I'm completely fine with the standup goaltender having gone the way of the barefooted placekicker and the scheduled doubleheader, although I have memories of watching Chris Terreri make acrobatic kicksave after kicksave at the old Brendan Byrne Arena. Still, isn't there more to being a goalie than just being square to the shooter and sitting down in the right place for 40 times a night? Isn't there more to defense than getting men and sticks in lanes and defying the puck to go through the mass of men, composite sticks, pads, and Size 251 jersey?

Rules changes can often have unintended consequences - hell, this could possibly make everything worse, but why not, right? We know the goalies aren't giving up their enormous equipment any time soon. So here's a list of pros and cons to widening the net:


1. Bring back the shot off the wing!

The red line is gone. The stretch pass is in vogue. Yet no one scores off a 1 on 1 rush without a massive failure of goaltending or a phenomenal move around a defender. Maybe this play isn't that exciting, I don't know, but now it's basically out of the game because missing the net on these plays can be so dangerous and can lead to scoring chances the other way, whereas scoring on it is damn near impossible.

2. Maybe change the way defense is played in the NHL

It's funny how people still trash the neutral zone trap, but I never hear a peep about the Tortorella-style defense in the defensive zone where everyone collapses into the center of the ice and we watch teams try to generate scoring chances through a labyrinth of players. I think this style of D is going to become more of a trend over the next five years, and I'd hope that a wider net would make this strategy less viable.

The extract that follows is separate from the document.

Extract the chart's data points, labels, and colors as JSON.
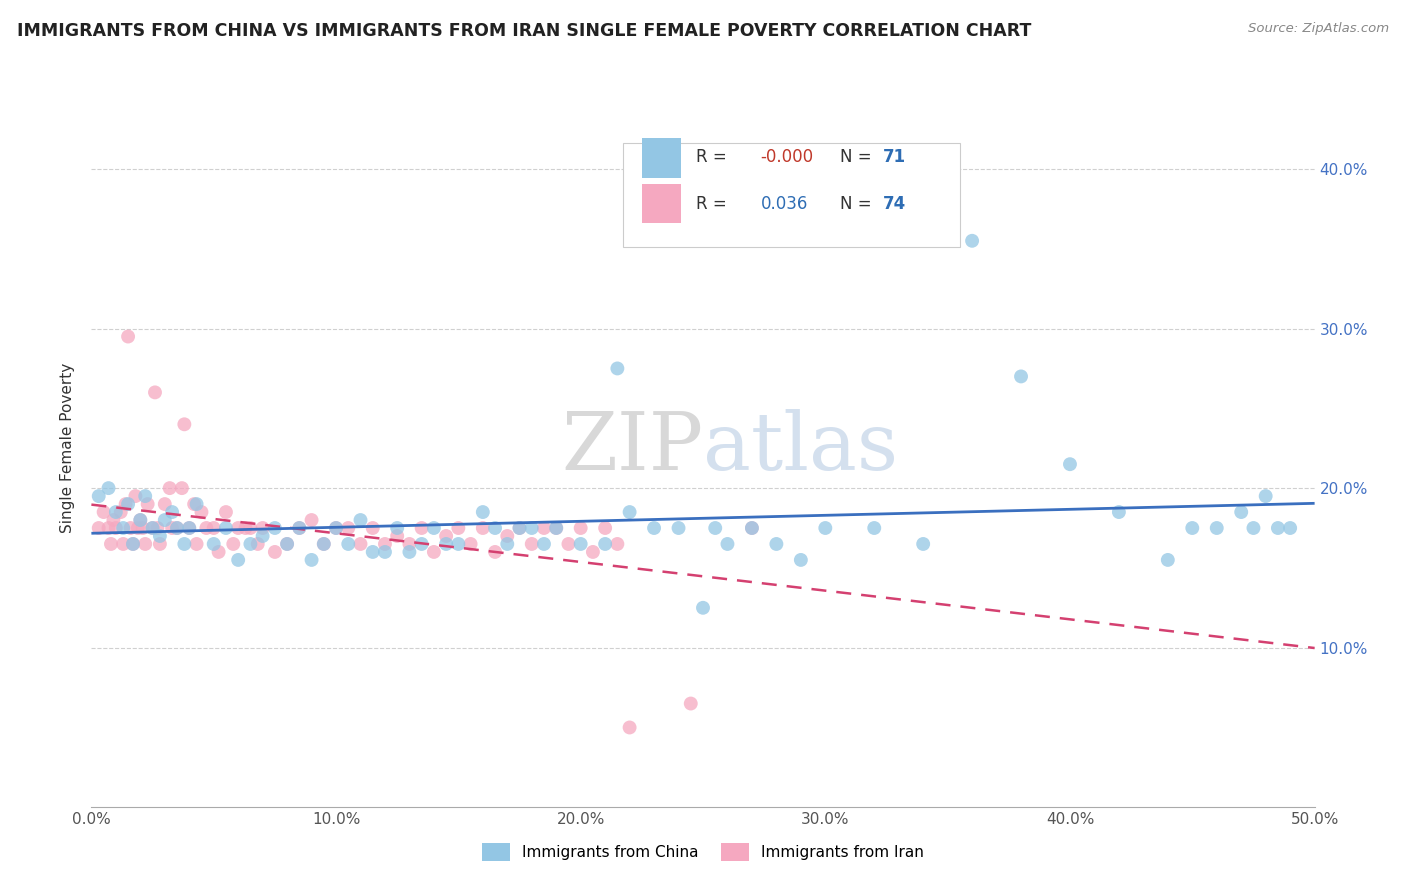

3. Bring back the acrobatic save

I see acrobatic saves all the time because Martin Brodeur's reflexes and positioning are shot so he's basically gambling on any dangerous play. But I don't see enough of it from other goalies. I'm not entirely sure if widening the net would lead to more highlight-reel saves, but I suppose it couldn't hurt in that regard.

4. More goals = more lead changes

Defense isn't going away. If defenses continue to grow more stalwart, we will see a return to the late 90s, early 00s where you could basically turn a game off if one team had a lead going into the third period.

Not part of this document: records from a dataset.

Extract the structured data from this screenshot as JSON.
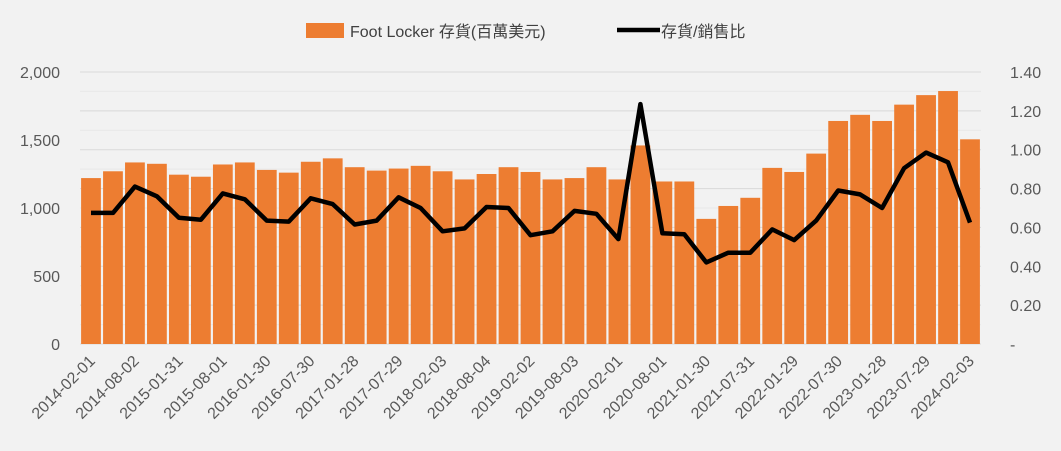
{
  "chart_data": {
    "type": "bar+line",
    "legend": {
      "bar_label": "Foot Locker 存貨(百萬美元)",
      "line_label": "存貨/銷售比",
      "placement": "top-center"
    },
    "colors": {
      "bar": "#ed7d31",
      "line": "#000000",
      "grid": "#d9d9d9",
      "background": "#f2f2f2",
      "tick_text": "#595959"
    },
    "x_tick_labels": [
      "2014-02-01",
      "2014-08-02",
      "2015-01-31",
      "2015-08-01",
      "2016-01-30",
      "2016-07-30",
      "2017-01-28",
      "2017-07-29",
      "2018-02-03",
      "2018-08-04",
      "2019-02-02",
      "2019-08-03",
      "2020-02-01",
      "2020-08-01",
      "2021-01-30",
      "2021-07-31",
      "2022-01-29",
      "2022-07-30",
      "2023-01-28",
      "2023-07-29",
      "2024-02-03"
    ],
    "y_left": {
      "label": "",
      "ylim": [
        0,
        2000
      ],
      "ticks": [
        "0",
        "500",
        "1,000",
        "1,500",
        "2,000"
      ]
    },
    "y_right": {
      "label": "",
      "ylim": [
        0,
        1.4
      ],
      "ticks": [
        "-",
        "0.20",
        "0.40",
        "0.60",
        "0.80",
        "1.00",
        "1.20",
        "1.40"
      ]
    },
    "grid": true,
    "series": [
      {
        "name": "Foot Locker 存貨(百萬美元)",
        "type": "bar",
        "axis": "left",
        "values": [
          1220,
          1270,
          1335,
          1325,
          1245,
          1230,
          1320,
          1335,
          1280,
          1260,
          1340,
          1365,
          1300,
          1275,
          1290,
          1310,
          1270,
          1210,
          1250,
          1300,
          1265,
          1210,
          1220,
          1300,
          1210,
          1460,
          1195,
          1195,
          920,
          1015,
          1075,
          1295,
          1265,
          1400,
          1640,
          1685,
          1640,
          1760,
          1830,
          1860,
          1505
        ]
      },
      {
        "name": "存貨/銷售比",
        "type": "line",
        "axis": "right",
        "values": [
          0.675,
          0.675,
          0.81,
          0.76,
          0.65,
          0.64,
          0.775,
          0.745,
          0.635,
          0.63,
          0.75,
          0.72,
          0.615,
          0.635,
          0.755,
          0.7,
          0.58,
          0.595,
          0.705,
          0.7,
          0.56,
          0.58,
          0.685,
          0.67,
          0.54,
          1.235,
          0.57,
          0.565,
          0.42,
          0.47,
          0.47,
          0.59,
          0.535,
          0.635,
          0.79,
          0.77,
          0.7,
          0.905,
          0.985,
          0.935,
          0.625
        ]
      }
    ]
  }
}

1. Alters how goalies play

Goalies learn on one net their whole lives - changing it will fundamentally alter the game from the highest to the lowest levels of hockey. It's entirely possible that there are some goalies who would be incapable of adapting.

2. Might alter game into table hockey

I love the idea of guys coming down the wing and blasting the puck, but a game full of it might be horrendous - no flow, less passing, no board work, less beating guys 1 on 1 down low - I don't like the sound of that any more than I like the NHL's future as a series of 2-1 games.

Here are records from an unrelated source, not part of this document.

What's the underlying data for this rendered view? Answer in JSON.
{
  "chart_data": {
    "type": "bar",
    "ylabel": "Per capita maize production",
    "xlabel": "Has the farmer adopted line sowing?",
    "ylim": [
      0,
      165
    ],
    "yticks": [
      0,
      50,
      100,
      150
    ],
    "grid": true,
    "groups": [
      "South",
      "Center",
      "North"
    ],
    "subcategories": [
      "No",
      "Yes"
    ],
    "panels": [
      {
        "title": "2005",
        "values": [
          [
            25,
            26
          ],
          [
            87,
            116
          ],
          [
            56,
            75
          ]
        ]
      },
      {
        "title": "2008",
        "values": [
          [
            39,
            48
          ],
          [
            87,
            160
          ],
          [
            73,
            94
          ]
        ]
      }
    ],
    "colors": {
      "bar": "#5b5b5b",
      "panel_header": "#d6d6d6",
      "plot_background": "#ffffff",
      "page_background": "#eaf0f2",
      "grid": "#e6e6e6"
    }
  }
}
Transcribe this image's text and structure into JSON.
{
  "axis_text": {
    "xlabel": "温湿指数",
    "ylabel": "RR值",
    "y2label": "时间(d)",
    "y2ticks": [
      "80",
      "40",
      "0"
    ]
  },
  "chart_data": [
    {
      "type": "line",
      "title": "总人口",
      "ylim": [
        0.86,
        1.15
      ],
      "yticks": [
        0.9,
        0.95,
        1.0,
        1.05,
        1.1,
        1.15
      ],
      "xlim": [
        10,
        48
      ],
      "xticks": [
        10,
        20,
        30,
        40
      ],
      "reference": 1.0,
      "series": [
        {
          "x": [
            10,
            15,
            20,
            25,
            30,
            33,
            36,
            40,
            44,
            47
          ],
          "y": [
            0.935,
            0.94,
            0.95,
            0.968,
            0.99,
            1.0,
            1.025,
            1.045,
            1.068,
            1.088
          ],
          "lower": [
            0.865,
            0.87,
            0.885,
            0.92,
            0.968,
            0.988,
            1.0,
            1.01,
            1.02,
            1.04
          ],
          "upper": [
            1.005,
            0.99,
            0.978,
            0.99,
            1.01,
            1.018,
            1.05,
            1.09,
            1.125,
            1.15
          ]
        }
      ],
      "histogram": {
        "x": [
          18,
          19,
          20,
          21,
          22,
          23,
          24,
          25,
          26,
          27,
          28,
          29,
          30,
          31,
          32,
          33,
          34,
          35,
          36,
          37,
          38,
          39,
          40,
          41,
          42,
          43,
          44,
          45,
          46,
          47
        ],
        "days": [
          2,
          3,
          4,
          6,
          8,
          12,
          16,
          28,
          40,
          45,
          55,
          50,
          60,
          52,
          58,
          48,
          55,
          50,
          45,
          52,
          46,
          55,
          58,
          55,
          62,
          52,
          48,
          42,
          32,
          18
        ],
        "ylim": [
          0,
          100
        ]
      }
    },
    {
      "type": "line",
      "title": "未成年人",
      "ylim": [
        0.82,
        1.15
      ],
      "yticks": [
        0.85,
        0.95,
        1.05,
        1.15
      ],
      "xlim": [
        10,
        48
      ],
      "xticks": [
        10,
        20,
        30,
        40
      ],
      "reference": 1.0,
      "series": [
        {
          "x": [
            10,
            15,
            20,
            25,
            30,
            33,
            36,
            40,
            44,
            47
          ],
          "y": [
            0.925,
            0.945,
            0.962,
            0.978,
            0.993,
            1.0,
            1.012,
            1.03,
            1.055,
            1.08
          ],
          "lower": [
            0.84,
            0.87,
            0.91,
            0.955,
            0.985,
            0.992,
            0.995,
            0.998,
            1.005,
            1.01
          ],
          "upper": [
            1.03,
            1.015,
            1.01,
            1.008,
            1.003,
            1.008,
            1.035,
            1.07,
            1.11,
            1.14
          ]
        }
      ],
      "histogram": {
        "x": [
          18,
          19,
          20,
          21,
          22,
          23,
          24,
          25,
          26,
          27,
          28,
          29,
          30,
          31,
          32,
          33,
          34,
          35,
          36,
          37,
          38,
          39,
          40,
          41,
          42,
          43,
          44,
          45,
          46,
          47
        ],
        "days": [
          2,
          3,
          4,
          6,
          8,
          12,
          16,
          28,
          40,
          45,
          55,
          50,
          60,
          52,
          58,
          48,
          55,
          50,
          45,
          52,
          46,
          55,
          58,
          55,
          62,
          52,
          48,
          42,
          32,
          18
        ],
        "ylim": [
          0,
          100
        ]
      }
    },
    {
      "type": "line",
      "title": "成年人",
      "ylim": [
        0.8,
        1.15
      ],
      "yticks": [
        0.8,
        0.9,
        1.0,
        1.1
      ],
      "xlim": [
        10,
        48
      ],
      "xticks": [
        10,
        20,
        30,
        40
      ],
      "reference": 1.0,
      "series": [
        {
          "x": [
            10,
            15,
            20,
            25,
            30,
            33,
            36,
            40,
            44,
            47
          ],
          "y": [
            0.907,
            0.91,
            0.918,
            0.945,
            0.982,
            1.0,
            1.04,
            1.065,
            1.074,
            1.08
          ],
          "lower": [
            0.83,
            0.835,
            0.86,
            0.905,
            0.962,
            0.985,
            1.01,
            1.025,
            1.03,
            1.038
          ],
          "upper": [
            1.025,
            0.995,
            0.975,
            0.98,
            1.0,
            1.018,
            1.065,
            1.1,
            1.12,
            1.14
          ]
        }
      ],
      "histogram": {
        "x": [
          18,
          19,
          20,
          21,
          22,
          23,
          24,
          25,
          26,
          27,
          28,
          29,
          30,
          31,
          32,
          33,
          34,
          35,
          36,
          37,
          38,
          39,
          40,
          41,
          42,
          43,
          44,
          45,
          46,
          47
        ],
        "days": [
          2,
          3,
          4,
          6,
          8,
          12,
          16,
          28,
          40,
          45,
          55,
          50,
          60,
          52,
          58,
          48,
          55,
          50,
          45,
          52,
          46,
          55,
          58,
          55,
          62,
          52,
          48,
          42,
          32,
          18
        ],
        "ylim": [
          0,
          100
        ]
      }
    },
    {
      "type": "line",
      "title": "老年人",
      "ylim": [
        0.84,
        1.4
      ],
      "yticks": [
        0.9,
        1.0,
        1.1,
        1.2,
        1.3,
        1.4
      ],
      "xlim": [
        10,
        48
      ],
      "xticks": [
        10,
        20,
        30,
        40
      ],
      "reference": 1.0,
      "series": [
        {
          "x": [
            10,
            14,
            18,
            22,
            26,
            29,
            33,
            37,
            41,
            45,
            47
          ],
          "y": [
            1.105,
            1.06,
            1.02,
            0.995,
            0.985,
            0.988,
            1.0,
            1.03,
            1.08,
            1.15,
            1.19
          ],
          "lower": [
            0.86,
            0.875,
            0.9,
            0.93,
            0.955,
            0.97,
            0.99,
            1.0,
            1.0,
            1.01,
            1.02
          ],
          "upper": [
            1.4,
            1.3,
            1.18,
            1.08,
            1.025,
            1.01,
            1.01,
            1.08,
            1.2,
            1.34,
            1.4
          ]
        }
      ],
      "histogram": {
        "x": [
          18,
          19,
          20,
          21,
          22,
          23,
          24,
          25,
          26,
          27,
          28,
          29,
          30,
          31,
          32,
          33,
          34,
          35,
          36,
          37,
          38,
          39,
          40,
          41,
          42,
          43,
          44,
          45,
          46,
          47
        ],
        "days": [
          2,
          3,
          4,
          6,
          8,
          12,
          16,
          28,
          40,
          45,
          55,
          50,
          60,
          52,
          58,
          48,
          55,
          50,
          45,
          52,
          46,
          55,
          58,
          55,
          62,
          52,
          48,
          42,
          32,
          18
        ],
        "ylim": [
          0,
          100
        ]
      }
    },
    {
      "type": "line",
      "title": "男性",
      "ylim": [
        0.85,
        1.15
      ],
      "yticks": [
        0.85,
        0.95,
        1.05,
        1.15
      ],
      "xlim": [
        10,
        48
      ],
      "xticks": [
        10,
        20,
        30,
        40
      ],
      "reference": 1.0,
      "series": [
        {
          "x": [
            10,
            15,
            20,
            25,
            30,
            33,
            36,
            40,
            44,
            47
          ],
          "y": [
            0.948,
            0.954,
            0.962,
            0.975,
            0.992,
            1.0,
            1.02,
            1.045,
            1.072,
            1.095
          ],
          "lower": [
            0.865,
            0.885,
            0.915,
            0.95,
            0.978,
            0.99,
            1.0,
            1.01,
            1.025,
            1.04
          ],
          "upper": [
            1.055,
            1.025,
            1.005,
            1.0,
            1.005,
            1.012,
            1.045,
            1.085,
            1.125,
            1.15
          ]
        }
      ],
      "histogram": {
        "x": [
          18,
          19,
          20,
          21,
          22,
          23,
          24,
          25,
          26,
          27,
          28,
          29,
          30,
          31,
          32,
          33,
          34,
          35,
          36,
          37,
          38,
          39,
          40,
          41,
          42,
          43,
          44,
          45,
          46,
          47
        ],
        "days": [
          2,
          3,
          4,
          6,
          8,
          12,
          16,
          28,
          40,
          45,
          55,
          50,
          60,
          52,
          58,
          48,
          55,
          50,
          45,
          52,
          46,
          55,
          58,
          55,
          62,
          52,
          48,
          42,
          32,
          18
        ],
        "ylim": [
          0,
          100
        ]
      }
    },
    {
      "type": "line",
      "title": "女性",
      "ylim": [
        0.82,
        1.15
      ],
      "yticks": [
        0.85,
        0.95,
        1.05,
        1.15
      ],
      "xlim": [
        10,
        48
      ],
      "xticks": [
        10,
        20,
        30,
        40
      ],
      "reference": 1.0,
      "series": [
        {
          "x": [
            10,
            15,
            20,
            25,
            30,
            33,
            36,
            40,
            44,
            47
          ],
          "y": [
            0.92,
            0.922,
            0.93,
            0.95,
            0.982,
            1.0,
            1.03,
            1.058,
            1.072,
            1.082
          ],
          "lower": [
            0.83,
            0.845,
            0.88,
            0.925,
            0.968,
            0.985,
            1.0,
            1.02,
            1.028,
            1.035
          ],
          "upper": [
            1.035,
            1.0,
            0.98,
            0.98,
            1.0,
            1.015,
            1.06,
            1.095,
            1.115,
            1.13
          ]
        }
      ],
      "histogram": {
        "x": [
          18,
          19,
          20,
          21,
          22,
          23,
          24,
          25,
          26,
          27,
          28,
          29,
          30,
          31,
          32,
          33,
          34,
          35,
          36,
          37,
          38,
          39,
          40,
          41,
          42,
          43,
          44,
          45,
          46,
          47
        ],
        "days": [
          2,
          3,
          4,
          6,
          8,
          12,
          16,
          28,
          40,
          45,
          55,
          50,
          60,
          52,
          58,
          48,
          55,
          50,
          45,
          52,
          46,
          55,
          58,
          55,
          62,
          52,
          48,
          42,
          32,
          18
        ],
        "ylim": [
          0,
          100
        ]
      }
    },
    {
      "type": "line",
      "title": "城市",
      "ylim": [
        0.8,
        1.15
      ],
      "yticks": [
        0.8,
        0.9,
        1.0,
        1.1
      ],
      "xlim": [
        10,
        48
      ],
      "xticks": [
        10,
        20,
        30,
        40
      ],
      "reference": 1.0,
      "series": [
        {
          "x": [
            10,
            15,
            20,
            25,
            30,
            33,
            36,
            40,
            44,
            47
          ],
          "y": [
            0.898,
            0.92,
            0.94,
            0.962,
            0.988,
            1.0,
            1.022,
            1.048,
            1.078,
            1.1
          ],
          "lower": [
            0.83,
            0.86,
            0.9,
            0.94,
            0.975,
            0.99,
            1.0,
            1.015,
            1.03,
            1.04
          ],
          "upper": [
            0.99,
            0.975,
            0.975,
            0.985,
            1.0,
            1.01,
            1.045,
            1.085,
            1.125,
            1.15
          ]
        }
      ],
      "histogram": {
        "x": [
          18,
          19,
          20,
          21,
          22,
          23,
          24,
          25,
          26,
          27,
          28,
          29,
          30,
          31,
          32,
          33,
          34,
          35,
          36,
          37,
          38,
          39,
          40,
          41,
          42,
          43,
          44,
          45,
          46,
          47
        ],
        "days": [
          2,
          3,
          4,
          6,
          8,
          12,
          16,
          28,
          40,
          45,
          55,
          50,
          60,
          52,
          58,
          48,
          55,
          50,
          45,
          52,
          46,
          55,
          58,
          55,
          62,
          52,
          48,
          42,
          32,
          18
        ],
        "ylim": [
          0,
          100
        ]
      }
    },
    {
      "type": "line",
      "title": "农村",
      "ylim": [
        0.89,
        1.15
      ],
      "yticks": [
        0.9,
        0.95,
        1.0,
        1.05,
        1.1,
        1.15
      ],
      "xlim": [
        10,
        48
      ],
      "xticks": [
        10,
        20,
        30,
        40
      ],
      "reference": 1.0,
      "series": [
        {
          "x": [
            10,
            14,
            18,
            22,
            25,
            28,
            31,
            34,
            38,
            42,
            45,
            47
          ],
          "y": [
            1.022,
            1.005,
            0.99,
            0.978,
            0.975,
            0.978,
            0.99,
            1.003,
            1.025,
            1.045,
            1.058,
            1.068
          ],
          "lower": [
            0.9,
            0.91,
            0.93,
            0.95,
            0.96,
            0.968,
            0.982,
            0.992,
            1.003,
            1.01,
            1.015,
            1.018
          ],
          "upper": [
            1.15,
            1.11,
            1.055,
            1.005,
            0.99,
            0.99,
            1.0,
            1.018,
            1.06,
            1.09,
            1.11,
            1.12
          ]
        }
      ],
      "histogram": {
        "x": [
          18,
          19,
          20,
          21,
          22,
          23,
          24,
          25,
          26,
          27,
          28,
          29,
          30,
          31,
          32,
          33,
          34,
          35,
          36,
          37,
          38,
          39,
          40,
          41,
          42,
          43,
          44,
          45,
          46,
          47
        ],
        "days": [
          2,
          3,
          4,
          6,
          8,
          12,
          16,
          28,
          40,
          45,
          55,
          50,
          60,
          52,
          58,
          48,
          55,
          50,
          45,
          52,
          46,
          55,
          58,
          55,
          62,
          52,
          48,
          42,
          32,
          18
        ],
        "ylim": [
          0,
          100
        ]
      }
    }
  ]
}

3. Might introduce more luck, not less

Goals off crazy deflections and fluky bounces are a part of hockey, but one imagines more shots off skates and shins ending up in the back of the net with more net to cover. It might become more of a strategy to blast pucks from the point, and more of a strategy to block shooting lanes and passing lanes closer to the goalie.

Anyway, it's a fantasy - how could the league possibly introduce this? Just throw it on players before the season? And how much will it be widened? I guess they could test it out in the AHL for a season, but I don't see them being too thrilled about the position. So, it won't happen, and goal scoring numbers will continue to decline year after year.